2 Responses to Nasty, brutish and short: Thomas Hobbes and the Coalition’s politics of exclusion

  1. Thank you, Martin, for such an insightful, albeit terrifyingly true, post. I think this climate of exclusion comes from the class system of Britain and its forging of empire (and before it, an agrarian economy based on a few as entitled rulers and the rest as indentured peasants). The entitled shall inherit and consume the earth, this system says, while the rest can fight for any crumbs that remain. The so-called middle class that arose after the industrial revolution has been duped into thinking they are lucky, on the way up, or both, then they are used as henchmen for the entitled. Result: the aforementioned ‘Every One against Every One’, which is just the way the rulers like it.
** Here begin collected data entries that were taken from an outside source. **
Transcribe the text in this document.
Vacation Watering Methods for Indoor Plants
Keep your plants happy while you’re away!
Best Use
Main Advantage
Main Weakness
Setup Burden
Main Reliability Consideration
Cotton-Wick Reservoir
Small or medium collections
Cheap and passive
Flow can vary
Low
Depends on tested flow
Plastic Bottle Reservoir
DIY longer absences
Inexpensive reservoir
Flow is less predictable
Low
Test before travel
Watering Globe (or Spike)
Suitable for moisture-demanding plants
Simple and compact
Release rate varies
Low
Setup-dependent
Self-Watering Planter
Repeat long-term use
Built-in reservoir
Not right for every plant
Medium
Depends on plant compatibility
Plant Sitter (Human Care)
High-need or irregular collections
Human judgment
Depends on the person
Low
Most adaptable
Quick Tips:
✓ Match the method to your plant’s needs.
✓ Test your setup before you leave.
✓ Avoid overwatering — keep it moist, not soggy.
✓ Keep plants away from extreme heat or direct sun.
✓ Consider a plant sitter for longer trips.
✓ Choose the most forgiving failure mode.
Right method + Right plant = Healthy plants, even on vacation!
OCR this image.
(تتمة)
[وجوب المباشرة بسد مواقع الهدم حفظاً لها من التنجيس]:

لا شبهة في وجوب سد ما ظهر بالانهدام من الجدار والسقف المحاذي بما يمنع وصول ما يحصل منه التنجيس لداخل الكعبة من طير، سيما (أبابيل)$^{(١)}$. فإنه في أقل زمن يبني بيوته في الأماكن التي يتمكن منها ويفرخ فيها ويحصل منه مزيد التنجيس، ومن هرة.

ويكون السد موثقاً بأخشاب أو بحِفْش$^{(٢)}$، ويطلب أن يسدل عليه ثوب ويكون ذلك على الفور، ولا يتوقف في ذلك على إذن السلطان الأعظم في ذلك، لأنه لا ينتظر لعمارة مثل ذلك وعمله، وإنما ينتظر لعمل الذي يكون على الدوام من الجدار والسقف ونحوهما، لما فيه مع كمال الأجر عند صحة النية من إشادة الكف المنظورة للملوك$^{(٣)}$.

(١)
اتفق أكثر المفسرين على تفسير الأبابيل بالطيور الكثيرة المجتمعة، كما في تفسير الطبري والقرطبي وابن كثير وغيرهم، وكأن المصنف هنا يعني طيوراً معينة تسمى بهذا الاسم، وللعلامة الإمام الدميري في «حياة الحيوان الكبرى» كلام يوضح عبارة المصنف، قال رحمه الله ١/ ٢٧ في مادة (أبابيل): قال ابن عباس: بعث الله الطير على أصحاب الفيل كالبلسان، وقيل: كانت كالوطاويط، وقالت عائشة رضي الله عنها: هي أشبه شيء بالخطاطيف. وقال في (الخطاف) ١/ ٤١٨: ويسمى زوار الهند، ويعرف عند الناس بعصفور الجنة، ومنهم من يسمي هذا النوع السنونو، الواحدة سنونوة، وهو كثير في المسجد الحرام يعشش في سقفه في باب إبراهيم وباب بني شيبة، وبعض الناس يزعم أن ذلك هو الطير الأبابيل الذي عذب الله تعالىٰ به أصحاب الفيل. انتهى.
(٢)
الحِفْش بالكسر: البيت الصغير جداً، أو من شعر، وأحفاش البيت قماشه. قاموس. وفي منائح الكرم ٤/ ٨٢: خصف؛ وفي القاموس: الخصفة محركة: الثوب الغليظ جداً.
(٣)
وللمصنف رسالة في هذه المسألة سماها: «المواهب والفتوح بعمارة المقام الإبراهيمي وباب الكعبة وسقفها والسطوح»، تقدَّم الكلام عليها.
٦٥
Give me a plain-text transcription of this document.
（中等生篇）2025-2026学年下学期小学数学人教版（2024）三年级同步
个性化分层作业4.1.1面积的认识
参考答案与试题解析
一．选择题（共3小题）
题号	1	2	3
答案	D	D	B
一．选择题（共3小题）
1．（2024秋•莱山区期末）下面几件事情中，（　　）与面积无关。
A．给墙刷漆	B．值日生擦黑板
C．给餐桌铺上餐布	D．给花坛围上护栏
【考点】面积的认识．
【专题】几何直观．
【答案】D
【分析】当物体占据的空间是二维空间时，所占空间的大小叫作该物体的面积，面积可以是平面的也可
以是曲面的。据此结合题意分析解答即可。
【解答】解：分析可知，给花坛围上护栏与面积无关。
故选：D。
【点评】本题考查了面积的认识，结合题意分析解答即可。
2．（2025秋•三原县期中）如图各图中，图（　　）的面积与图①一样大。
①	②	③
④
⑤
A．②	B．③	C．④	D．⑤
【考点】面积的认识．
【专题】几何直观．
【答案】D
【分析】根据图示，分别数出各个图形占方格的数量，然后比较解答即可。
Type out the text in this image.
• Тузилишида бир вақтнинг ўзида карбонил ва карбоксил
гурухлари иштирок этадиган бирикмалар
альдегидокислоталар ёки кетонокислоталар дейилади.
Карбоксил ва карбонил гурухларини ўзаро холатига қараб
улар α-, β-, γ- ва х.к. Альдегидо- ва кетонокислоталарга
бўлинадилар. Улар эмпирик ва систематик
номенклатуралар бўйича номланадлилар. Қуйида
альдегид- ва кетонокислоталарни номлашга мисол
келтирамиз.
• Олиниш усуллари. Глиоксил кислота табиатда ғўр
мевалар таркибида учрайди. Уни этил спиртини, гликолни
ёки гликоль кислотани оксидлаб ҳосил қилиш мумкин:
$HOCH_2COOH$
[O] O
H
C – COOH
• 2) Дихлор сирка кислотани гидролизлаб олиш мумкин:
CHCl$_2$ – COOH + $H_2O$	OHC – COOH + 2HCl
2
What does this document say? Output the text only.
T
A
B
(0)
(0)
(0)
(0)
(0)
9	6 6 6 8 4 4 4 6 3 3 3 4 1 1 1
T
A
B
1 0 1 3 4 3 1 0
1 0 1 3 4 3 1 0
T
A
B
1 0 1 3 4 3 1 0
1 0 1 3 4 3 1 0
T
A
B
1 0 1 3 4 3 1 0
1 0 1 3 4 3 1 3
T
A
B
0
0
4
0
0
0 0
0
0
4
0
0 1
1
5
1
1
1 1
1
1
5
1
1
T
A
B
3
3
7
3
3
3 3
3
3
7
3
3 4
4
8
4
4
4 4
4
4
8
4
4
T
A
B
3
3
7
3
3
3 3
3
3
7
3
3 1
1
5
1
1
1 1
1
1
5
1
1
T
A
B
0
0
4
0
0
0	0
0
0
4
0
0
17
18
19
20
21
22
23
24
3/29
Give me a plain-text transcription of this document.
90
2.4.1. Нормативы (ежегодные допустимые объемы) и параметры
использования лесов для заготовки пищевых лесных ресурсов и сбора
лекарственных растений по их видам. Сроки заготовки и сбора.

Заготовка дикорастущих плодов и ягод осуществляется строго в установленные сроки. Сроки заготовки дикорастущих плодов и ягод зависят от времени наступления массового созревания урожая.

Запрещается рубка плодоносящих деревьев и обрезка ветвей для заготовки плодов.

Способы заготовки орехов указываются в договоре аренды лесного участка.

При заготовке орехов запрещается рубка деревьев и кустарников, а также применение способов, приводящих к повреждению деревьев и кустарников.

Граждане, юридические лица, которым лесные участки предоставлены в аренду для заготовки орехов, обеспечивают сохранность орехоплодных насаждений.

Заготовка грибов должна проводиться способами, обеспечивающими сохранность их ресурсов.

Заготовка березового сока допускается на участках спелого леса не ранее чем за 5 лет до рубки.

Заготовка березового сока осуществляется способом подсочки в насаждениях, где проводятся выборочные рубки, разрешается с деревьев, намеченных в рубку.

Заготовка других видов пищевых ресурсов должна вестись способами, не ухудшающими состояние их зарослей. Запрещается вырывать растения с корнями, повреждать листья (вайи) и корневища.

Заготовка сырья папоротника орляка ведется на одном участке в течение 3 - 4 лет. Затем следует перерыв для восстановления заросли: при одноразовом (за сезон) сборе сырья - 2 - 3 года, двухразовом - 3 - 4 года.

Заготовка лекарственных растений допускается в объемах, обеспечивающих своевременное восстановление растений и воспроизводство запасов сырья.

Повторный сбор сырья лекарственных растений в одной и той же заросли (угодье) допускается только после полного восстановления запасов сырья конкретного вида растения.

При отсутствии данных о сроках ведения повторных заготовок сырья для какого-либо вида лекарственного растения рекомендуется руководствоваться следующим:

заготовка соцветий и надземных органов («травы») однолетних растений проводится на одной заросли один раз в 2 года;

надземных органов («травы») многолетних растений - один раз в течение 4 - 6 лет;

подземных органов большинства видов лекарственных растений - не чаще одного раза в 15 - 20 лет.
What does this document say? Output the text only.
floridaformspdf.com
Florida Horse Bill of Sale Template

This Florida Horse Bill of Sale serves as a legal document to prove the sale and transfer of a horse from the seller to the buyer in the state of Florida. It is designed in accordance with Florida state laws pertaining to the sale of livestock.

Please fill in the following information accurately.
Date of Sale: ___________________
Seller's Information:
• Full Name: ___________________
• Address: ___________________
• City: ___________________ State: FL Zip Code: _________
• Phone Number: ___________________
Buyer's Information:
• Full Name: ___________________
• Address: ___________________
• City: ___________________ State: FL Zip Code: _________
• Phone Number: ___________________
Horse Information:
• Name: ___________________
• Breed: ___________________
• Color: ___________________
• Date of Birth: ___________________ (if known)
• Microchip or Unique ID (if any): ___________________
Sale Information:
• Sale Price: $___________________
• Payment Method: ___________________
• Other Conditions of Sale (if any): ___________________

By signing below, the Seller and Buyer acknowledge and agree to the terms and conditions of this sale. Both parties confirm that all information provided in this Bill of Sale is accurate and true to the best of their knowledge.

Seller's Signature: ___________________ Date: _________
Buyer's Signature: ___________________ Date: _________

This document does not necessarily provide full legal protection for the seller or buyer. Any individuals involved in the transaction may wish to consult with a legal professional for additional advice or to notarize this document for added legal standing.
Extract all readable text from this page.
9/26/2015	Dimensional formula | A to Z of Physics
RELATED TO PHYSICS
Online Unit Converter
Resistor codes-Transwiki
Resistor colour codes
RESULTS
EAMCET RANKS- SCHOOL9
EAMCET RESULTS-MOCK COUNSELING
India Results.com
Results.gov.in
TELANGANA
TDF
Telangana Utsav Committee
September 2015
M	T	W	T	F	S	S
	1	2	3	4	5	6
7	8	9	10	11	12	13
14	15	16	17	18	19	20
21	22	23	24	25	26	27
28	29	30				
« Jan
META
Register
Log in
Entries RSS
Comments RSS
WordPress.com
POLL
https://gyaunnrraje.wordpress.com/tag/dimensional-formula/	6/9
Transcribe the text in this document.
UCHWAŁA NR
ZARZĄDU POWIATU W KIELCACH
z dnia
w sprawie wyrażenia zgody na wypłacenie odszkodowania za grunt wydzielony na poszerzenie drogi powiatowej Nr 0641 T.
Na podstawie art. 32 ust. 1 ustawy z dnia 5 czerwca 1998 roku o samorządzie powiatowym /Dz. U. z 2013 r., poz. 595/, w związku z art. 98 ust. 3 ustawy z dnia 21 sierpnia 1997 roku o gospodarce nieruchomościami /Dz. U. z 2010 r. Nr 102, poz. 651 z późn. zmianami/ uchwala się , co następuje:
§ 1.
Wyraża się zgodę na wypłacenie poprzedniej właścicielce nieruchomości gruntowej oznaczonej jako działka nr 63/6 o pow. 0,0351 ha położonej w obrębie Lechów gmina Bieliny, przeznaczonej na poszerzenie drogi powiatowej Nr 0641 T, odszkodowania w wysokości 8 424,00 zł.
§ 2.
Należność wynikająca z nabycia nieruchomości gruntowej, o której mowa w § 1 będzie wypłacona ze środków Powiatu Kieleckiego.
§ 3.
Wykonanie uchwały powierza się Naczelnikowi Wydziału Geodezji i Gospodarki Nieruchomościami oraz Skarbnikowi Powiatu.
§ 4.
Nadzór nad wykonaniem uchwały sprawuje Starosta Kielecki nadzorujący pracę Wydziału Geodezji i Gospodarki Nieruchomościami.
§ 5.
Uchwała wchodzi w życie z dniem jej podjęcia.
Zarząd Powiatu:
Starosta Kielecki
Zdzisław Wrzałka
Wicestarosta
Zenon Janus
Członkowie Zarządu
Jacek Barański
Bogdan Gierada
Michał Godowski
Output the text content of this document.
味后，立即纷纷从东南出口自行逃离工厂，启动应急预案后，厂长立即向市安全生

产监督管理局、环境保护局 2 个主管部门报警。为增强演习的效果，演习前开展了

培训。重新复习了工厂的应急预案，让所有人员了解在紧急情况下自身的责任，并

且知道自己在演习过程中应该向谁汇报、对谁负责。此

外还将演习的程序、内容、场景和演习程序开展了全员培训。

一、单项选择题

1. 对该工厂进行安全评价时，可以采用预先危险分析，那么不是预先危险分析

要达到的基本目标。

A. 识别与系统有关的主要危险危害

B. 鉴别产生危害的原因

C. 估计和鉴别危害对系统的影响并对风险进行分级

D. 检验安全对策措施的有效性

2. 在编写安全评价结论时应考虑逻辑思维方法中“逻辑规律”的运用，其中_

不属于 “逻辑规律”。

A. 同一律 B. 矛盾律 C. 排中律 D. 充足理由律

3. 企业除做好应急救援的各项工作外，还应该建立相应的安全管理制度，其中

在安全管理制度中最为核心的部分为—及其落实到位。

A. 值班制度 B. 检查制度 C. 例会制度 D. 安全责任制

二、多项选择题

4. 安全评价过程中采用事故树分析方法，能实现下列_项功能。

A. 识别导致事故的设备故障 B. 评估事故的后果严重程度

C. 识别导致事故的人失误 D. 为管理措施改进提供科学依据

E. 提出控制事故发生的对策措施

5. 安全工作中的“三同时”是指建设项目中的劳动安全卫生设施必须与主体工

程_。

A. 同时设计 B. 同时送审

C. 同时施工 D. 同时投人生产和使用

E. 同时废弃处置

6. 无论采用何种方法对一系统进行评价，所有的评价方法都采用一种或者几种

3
    As well as young people feeling excluded and that they can’t do anything about society’s problems, many older people feel the same way. People over 45 who can’t find a job because of their age or who remain in precarious work with the threat that they can easily be replaced, feel useless to do anything. I am increasingly worried about women now in middle age or early old age who have very little super, don’t own a home and have precarious or no work. I have many friends in this predicament. No doubt it affects a lot of men in this age group, also. New Zealand under the previous party decided to compound the problem and make government-assisted tertiary places no longer available to people aged over 50, so they couldn’t even retrain (but I hope this will now be overturned), while if you were rich and over 50, you could afford to pay for a place and have a little hobby-dabble.
    What to do?

  2. Thanks for stopping by Caron. I hope you’re well. I appreciate your comments.
    What to do?
    Don’t stop pushing back, optimism comes from believing in a better world, but we have to fight for it, the 1 per cent will not give it up without a struggle.